Benarkah aku secantik itu? Kau tahu ... kau pun selalu memesonaku, Bang.
Aku melangkah dekati Bang Rojak.
"Duduklah ... abang mau ngomong sebentar."
Aku turuti ucapan kesayanganku itu.
"Gini Kim, bulan besok kan aku akan menikah, kira-kira kamu mau gak jadi pager ayu di resepsiku nanti? Soalnya gadis yang dijodohkan Mama padaku kebetulan orang Jawa. Anak temannya Mama."
Aku mendengar halilintar yang menghanguskan semestaku. Selayak daun yang meranggas, harapku terjatuh dan mengering.
Tandus itu adalah sangka yang selama ini kudekap bagai saujana cinta. Tak mudah aku mengelak dari cinta yang patah. Yang gelimangnya tertangkup tangan tanpa gayung bersambut.
Namun kokohku berdiri tetap setegar beringin. Terus tersenyum meskipun terluka dan tak ingin.
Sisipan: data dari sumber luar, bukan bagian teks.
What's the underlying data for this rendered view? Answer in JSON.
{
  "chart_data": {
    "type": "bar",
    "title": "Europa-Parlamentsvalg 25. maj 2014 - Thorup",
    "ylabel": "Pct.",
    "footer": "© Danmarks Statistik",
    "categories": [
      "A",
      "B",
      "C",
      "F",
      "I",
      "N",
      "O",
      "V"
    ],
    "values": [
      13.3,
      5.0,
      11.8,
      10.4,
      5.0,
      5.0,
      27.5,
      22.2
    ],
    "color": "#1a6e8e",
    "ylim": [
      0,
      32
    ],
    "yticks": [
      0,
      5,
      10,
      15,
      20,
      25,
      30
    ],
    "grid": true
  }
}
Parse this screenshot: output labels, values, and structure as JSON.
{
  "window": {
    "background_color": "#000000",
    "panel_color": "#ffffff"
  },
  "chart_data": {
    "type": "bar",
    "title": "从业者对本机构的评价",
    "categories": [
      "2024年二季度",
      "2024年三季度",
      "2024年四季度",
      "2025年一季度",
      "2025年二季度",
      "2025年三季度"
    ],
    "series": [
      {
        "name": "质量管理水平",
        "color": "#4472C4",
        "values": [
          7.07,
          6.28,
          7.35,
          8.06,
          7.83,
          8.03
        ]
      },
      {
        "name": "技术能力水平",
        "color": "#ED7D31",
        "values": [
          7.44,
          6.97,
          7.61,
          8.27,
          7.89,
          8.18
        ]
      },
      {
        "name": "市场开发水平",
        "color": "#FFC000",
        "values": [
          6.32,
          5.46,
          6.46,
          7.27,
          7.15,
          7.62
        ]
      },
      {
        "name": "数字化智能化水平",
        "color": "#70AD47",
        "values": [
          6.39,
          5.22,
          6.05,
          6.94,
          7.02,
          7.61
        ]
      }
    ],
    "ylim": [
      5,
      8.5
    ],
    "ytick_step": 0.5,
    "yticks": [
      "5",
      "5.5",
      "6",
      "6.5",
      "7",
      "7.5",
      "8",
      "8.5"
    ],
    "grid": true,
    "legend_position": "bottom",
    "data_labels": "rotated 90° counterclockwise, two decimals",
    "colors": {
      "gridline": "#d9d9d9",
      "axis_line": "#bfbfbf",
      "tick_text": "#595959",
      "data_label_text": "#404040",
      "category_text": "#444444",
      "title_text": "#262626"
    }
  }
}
"Pasti aku mau, Bang. Abang kan sudah banyak menolong. Aku berhutang budi pada kebaikan Abang."
"Kau ini memang, adikku yang sangat baik. Kalau aku menikah nanti, kamu mau gak gantikan aku ... tinggal bersama Mama? Rumah itu terlalu besar buat beliau. Di samping itu, mama kan juga sudah dekat denganmu?"
Aku tersenyum. "Aku pikir dulu, ya Bang. Ini kan keputusan besar buatku. Abang tahu sendiri Bang Oji kakakku itu berbahaya. Aku tidak ingin orang yang dekat denganku juga terancam."
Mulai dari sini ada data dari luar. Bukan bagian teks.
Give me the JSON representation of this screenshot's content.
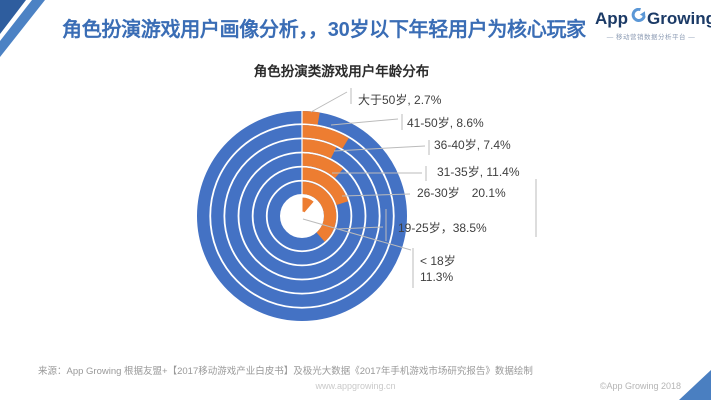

Bang Rojak menepuk-nepuk jemariku. Aku adalah adik baginya ... ya, tak salah buatnya. Aku yang telah memupuk angan menjadi harapan. Bodohku tak membaca jalan Tuhan.
Biarlah sepanjang usia kusimpan, segala kenangan tentangmu. Juga cinta yang penuh cerita dalam sebuah buku kosong.